Given that Complainant has established a prima facie case that the Respondent lacks rights or legitimate interests in the disputed domain name, and given Respondent's above noted actions and failure to file a response, the Panel concludes that Respondent does not have rights or legitimate interests in the disputed domain name and that none of the circumstances of paragraph 4(c) of the Policy are evident in this case.
C. Registered and Used in Bad Faith
Paragraph 4(b) of the Policy provides a non-exhaustive list of circumstances indicating bad faith registration and use on the part of a domain name registrant, namely:
"(i) circumstances indicating that you have registered or you have acquired the domain name primarily for the purpose of selling, renting, or otherwise transferring the domain name registration to the complainant who is the owner of the trademark or service mark or to a competitor of that complainant, for valuable consideration in excess of your documented out-of-pocket costs directly related to the domain name; or
(ii) you have registered the domain name in order to prevent the owner of the trademark or service mark from reflecting the mark in a corresponding domain name, provided that you have engaged in a pattern of such conduct; or
(iii) you have registered the domain name primarily for the purpose of disrupting the business of a competitor; or
(iv) by using the domain name, you have intentionally attempted to attract, for commercial gain, Internet users to your web site or other on-line location, by creating a likelihood of confusion with the complainant's mark as to the source, sponsorship, affiliation, or endorsement of your website or location or of a product or service on your website or location."

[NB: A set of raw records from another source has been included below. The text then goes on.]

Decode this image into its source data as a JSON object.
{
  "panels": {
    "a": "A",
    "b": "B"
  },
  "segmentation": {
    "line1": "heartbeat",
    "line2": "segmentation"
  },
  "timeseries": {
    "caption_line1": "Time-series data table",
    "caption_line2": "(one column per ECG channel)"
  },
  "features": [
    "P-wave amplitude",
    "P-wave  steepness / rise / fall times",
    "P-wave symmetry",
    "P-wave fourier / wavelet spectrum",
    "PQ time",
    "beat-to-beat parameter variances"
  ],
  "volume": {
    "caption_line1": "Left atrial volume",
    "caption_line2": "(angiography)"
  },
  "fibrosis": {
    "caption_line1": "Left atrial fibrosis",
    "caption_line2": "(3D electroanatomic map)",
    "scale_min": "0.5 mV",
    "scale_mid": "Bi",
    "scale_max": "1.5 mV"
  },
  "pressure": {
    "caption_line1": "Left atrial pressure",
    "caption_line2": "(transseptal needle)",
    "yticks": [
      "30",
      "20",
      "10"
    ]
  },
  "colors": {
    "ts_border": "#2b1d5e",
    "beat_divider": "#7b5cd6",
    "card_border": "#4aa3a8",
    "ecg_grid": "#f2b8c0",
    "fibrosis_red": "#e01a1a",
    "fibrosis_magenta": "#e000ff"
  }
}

In the present case, the evidence before the Panel shows that (i) the disputed domain name consists of the TINDER mark along with common words that could be seen by web users as suggesting a website related to the TINDER online dating service, and (ii) Respondent has only used the disputed domain name to redirect web traffic to an online dating related website full of pictures of women from around the world with text suggesting that the women shown can be found on the TINDER service. As Respondent registered the disputed domain name several years after Complainant adopted and made use of the TINDER mark for its online dating service and associated mobile application, it appears more likely than not that Respondent intentionally registered and used the disputed domain name consisting of the TINDER mark in order to take advantage of the TINDER trademark for commercial gain. Such evidence, none of which is contested by Respondent who has chosen not to participate in this proceeding, leads this Panel to conclude that Respondent opportunistically targeted Complainant and the TINDER mark in bad faith.
Accordingly, the Panel finds that Complainant succeeds under this element of the Policy.
For the foregoing reasons, in accordance with paragraphs 4(i) of the Policy and 15 of the Rules, the Panel orders that the disputed domain name <worldtinderwomen.com> be transferred to Complainant.